What turns this story on its axis, however, is the poetic condition of despair that Norris entertains. Not that she cultivates ill thoughts for the sake of inspiration. She expressly councils against such narcotics. But Norris advocates for a firm embrace of a condition that most would write off as depression.

On the contrary, this book devotes itself to the finer points of sloth, apathy, and despair, taking a lolling journey through the historical psyche of religious and literary culture. Early on, she clarifies her aim: to go exploring, to circumnavigate the topic by way of her narrative and meditations. Accordingly, please don’t expect a sharpened thesis to drive you through this work.

This is more like hacking at a maple with a pocket knife – the sap will come if one’s persistent. If the delay frustrates, it may equally increase how dear one holds the task at hand. Not all insight comes at first pass. Norris has taken many passes at acedia and, in a nutshell, this is what she has learned:

Acedia & me is not the same thing as depression. Depression involves deep grief, self spite, and anger, often for good reason. “Acedia,” says Norris, “is more marked by absence of emotion.” It is a withering of intent that leaves a deficit of meaning, an inability to participate in what she calls divine life, which a writer might substitute for inspiration.

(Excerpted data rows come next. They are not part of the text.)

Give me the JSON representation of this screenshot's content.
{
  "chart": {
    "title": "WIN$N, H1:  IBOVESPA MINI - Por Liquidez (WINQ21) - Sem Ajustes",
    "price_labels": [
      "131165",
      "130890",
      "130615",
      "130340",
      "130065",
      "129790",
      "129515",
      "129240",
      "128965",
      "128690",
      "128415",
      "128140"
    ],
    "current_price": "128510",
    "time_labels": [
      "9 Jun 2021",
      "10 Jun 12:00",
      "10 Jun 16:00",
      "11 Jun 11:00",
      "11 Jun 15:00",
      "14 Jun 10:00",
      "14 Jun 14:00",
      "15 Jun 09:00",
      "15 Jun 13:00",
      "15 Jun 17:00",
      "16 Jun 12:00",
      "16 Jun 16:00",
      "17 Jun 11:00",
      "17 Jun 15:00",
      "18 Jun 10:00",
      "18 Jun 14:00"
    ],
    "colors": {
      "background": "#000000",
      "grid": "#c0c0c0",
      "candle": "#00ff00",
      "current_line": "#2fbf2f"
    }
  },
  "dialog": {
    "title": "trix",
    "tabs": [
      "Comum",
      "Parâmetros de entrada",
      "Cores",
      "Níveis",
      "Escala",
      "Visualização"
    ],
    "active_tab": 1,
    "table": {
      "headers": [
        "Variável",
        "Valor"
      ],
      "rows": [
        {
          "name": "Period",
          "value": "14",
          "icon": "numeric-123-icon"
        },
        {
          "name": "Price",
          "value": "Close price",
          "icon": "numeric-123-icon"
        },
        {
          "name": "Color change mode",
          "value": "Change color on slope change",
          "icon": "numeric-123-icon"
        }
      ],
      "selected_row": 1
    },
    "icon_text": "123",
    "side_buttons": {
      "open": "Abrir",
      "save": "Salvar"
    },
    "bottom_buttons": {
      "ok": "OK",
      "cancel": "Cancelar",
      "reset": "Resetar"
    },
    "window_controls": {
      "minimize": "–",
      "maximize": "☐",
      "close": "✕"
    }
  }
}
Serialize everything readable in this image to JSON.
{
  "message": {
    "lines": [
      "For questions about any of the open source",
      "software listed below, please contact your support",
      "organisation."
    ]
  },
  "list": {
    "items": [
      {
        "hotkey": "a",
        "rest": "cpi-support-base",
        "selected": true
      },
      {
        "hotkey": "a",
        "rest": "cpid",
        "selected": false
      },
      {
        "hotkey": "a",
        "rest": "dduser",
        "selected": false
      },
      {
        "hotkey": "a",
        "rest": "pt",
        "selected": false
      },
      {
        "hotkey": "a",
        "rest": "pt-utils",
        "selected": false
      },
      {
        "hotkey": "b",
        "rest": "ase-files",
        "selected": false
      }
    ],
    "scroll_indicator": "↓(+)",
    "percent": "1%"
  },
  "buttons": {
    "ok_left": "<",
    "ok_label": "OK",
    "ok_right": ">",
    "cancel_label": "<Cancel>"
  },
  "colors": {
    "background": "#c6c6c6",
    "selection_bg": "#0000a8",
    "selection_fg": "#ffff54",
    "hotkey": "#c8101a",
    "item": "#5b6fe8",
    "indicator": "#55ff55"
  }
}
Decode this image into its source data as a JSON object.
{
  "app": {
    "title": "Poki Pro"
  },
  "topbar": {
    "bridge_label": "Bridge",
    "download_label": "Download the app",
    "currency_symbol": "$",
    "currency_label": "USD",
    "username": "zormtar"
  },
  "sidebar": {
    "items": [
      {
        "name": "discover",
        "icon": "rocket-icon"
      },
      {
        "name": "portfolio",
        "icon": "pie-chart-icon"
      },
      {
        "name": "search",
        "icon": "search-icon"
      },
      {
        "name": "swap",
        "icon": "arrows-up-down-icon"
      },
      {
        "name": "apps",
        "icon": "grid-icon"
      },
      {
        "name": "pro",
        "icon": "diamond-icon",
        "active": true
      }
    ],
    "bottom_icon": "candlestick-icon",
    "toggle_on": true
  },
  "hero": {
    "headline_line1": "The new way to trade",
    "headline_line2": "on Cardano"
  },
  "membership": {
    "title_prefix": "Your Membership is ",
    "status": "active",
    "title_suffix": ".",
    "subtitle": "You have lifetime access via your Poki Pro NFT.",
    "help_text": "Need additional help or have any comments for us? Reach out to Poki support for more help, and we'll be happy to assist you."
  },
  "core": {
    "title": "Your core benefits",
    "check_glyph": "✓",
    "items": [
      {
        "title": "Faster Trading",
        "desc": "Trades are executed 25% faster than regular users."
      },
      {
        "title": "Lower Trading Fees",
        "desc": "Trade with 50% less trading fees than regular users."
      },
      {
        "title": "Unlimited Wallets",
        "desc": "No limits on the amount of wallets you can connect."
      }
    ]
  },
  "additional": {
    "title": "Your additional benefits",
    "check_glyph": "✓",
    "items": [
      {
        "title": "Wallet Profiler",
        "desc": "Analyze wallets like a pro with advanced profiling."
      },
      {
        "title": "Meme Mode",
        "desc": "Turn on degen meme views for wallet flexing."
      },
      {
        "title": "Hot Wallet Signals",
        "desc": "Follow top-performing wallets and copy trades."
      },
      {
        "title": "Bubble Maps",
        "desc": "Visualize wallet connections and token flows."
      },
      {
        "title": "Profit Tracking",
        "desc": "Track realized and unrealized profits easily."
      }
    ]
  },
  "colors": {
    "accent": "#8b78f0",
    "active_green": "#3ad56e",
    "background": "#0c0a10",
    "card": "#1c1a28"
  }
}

This is a nuanced point, and if it seems like Norris is splitting hairs, she does at times. What helps is that she delivers her claims with a dose of humility, acknowledging the Sisyphean task at hand. She goes admittedly, “where only a fool would dare to tread.”

Norris’s character is certainly half the intrigue of the game. A successful writer, who moved with her poet husband to North Dakota, she confesses she’s plagued by the beauty and the bareness of the Northern Plains. She enrolls in a monastery as a lay participant almost on a whim it seems. She knows Kierkegaard, Aquinas, and Aldous Huxley all in equal parts.

The time spent reading is worth that mash up alone.